Dalam dunia kuno itu, dengan setiap bangsa punya satu atau beberapa sosok insani yang agung dan akbar (mulai dari filsuf, guru kebijaksanaan, manusia perkasa, jenderal hingga raja dan kaisar), aretalogi disusun dengan sangat kaya dan mempesona dan menggerakkan sisi afektif manusia. Lewat aretalogi, sosok-sosok manusia agung diberi legitimasi sebagai dewa-dewi atau allah-allah besar, suatu praktek religiopolitik yang dinamakan deifikasi atau apotheosis.

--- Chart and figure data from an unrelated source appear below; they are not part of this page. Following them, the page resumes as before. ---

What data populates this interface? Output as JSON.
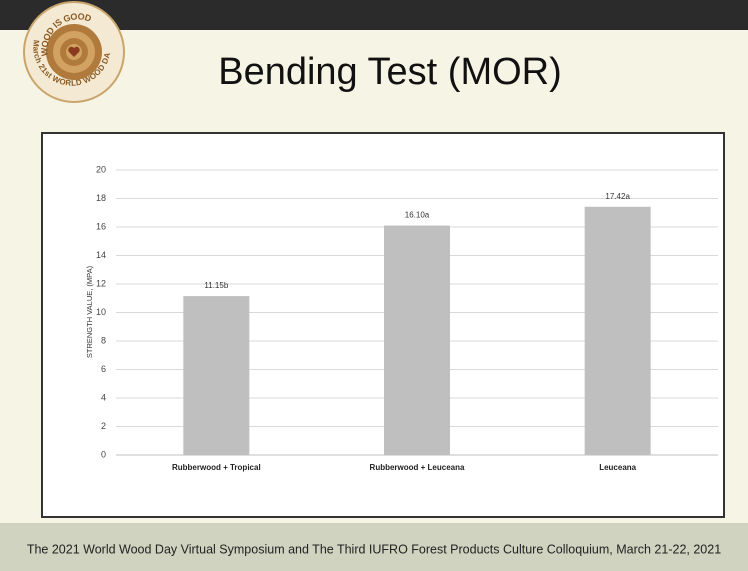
{
  "slide": {
    "title": "Bending Test (MOR)",
    "logo_top": "WOOD IS GOOD",
    "logo_bottom": "March 21st WORLD WOOD DAY",
    "footer": "The 2021 World Wood Day Virtual Symposium and The Third IUFRO Forest Products Culture Colloquium, March 21-22, 2021"
  },
  "chart_data": {
    "type": "bar",
    "y_label": "STRENGTH VALUE, (MPA)",
    "categories": [
      "Rubberwood + Tropical",
      "Rubberwood + Leuceana",
      "Leuceana"
    ],
    "values": [
      11.15,
      16.1,
      17.42
    ],
    "value_labels": [
      "11.15b",
      "16.10a",
      "17.42a"
    ],
    "color": "#bfbfbf",
    "ylim": [
      0,
      20
    ],
    "yticks": [
      0,
      2,
      4,
      6,
      8,
      10,
      12,
      14,
      16,
      18,
      20
    ],
    "grid": true
  }
}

Praktek ini pada zaman itu dan di dunia Yunani-Romawi lazim dilakukan dan tidak dinilai sebagai syirik sama sekali. Mengkritik, menolak dan melawan kekristenan di dunia modern dengan doktrin syirik tentu saja suatu anakronisme dan etnosentrisme yang serba semberono, salah sasaran. Ada sekian syarat dan prosedur yang harus dipenuhi sebelum suatu sosok insani besar resmi dideifikasi dan diberi status Dewa atau Allah.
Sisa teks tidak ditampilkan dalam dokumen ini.